8. The telemetry system of claim 1, further comprising a wellhead that interfaces the cable and the electronics control system.
9. The telemetry system of claim 8, wherein the electronics control system is located on or near the wellhead.
10. The telemetry system of claim 1, wherein the first wellbore is a subsea wellbore.
11. The telemetry system of claim 1, wherein the second wellbore is a drainage well.
12. The telemetry system of claim 1, wherein the electronics control system is in signal communication with a surface location.
13. The telemetry system of claim 11, further comprising an umbilical, an acoustic telemetry system, a wireless telemetry system, or a combination of those to provide the signal communication between the electronics control system and the surface location.
14. The telemetry system of claim 1, wherein the signal transmitted and received by the first and second downhole devices is electromagnetic.

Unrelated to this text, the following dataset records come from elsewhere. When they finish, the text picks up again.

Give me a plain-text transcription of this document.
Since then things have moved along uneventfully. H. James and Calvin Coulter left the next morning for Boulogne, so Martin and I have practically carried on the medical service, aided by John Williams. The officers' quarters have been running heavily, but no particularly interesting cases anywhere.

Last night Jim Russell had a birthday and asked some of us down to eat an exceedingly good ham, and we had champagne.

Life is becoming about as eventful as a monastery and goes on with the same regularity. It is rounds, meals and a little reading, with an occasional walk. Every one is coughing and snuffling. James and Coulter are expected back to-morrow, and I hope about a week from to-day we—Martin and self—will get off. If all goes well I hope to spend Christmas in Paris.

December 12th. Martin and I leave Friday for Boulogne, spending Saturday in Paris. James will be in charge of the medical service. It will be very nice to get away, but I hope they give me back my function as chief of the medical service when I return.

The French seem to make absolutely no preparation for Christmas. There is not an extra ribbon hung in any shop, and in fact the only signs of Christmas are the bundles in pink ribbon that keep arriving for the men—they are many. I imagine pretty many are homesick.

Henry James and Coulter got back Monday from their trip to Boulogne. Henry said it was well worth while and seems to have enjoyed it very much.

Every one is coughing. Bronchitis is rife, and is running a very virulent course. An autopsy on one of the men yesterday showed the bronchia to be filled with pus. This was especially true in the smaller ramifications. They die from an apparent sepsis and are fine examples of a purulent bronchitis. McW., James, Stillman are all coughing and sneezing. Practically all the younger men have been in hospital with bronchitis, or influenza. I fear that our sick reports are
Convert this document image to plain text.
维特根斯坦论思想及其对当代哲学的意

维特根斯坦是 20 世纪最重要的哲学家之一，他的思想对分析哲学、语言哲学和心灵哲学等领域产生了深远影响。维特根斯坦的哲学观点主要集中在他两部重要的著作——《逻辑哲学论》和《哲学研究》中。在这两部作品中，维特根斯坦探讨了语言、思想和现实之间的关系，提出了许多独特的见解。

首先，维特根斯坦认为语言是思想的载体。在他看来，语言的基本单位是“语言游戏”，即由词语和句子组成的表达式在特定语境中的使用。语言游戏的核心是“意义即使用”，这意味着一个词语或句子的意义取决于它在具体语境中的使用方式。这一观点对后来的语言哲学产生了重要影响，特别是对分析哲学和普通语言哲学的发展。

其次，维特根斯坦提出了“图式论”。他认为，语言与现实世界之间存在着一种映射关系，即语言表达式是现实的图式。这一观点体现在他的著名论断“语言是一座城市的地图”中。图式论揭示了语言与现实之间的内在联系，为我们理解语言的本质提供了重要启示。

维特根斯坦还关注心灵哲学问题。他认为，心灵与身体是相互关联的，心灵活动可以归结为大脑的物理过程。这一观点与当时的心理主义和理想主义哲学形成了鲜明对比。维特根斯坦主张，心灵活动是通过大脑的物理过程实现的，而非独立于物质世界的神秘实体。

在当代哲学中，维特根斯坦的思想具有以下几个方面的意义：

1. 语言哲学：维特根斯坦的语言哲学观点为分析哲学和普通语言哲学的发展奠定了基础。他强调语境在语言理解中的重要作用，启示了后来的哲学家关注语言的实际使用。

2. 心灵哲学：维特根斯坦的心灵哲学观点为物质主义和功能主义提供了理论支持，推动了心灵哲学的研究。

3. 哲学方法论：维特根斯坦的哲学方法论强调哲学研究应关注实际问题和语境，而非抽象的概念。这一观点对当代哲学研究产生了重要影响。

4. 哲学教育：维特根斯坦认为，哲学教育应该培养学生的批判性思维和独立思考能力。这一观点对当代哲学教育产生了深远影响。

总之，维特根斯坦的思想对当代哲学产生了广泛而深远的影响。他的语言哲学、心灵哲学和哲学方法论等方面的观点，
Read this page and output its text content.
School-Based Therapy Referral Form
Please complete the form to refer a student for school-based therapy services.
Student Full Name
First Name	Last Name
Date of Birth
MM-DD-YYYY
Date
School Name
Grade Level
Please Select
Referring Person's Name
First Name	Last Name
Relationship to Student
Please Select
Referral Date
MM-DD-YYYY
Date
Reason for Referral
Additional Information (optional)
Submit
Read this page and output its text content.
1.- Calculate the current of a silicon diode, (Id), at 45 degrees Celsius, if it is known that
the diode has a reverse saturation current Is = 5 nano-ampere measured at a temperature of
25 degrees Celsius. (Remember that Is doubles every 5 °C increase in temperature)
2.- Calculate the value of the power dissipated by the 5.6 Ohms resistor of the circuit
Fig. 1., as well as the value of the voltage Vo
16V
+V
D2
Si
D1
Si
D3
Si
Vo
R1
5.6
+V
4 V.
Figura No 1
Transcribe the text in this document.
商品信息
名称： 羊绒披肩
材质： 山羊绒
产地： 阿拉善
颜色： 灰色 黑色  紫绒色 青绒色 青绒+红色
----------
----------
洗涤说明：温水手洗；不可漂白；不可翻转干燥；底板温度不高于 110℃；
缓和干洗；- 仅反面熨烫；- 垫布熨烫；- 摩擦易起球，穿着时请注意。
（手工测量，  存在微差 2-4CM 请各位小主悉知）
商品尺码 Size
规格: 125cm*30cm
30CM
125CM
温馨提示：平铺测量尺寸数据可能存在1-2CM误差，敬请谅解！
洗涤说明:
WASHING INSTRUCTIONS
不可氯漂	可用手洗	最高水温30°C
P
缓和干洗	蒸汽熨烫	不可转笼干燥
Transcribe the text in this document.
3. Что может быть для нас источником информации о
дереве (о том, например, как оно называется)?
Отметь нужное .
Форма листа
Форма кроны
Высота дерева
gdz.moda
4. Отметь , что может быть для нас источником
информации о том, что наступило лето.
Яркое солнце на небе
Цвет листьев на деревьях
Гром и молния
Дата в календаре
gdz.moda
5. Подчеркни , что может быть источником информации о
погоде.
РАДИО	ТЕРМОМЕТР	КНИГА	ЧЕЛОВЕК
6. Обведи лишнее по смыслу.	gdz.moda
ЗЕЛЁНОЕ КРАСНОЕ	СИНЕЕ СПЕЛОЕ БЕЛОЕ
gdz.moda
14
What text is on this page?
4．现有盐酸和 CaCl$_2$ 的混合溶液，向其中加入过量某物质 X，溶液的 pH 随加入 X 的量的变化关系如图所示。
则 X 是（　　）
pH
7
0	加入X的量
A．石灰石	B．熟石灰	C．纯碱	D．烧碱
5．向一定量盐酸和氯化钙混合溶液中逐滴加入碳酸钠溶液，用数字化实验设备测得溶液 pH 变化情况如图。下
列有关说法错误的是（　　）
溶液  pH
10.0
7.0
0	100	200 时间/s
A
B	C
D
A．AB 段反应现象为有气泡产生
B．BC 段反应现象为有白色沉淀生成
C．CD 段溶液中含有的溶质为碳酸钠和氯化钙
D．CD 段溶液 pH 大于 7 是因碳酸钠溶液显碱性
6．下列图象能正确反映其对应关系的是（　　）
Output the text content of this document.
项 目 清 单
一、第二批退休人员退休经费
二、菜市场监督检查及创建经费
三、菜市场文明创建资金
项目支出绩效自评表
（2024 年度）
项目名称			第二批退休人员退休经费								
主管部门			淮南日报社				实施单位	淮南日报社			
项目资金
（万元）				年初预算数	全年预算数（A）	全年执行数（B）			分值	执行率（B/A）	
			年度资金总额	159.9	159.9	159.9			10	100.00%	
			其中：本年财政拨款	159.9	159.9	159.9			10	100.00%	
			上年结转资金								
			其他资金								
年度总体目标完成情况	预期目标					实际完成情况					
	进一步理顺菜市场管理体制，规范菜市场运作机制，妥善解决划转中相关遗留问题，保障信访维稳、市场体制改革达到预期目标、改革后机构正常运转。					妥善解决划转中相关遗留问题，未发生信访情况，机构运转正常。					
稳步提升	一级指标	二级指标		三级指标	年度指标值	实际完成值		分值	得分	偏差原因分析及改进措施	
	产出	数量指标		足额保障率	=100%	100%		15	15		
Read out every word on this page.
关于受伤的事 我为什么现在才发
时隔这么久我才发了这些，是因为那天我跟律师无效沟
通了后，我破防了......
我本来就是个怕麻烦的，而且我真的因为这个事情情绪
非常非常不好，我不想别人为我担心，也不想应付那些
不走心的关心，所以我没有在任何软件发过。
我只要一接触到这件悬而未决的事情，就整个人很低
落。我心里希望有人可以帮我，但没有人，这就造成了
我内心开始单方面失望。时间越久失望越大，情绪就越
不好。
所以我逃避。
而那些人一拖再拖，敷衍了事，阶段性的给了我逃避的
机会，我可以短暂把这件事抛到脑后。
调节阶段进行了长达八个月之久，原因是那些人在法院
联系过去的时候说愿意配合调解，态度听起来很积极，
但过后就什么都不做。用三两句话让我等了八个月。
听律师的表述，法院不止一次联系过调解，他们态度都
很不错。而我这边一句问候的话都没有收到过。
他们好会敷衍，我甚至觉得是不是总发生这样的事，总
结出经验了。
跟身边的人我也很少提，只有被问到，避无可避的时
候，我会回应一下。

15. A method to telemeter data, comprising:
providing a telemetry system comprising one or more downhole devices capable of transmitting and/or receiving signals disposed in a first wellbore; an electronics control system located at or near the top of the first wellbore; and a cable disposed in the first wellbore that provides for signal communication between the one or more downhole device disposed in the first well and the electronics control system;
providing one or more downhole devices capable of transmitting and/or receiving signals disposed in a second wellbore;
transmitting a signal from the one or more downhole devices in one of the wells;
receiving the signal with the one or more downhole devices in the other well;
passing the signal through the cable to the electronics control system; and
transmitting the signal from the electronics control system to a desired location.
16. The method of claim 15, further comprising encoding information on the signal.
17. The method of claim 16, wherein the encoded information is drilling data and/or formation evaluation data.
18. The method of claim 17, further comprising making drilling decisions based on the drilling data and/or formation evaluation data.
19. The method of claim 15, wherein the transmitting a signal from the one or more downhole devices in one of the wells comprises passing a current through the cable and across an insulated gap into the formation.
20. The method of claim 15, wherein the signal comprises a first frequency to uplink information and a second frequency to downlink information.
21. The method of claim 20, wherein the uplink operation and downlink operation are performed simultaneously.
22. The method of claim 20, wherein the uplink information and/or the downlink information includes instruction and/or data.
23. The method of claim 15, wherein the signal is modulated using frequency modulation, phase modulation, amplitude modulation, or a combination of those.
24. The method of claim 15, further comprising optimizing the placement of the one or more devices disposed in the first wellbore using existing logging data.
25. A method to telemeter data while drilling a drainage well, comprising:
providing a telemetry system comprising one or more downhole devices capable of receiving or transmitting a signal disposed in an appraisal well; an electronics control system located at or near the top of the appraisal well; and a cable disposed in the appraisal well that provides signal communication between the one or more downhole devices disposed in the appraisal well and the electronics control system;
providing a while drilling electromagnetic telemetry tool disposed in the drainage well;
transmitting and/or receiving the signal from or by the electromagnetic telemetry tool;
receiving and/or transmitting the signal with the one or more downhole devices disposed in the appraisal well;
passing the signal through the cable to the electronics control system; and
transmitting the signal from the electronics control system to a desired location or receiving the signal from a desired location by the electronic control system.
26. The method of claim 25, wherein the one or more downhole devices and cable are permanently installed in the appraisal well.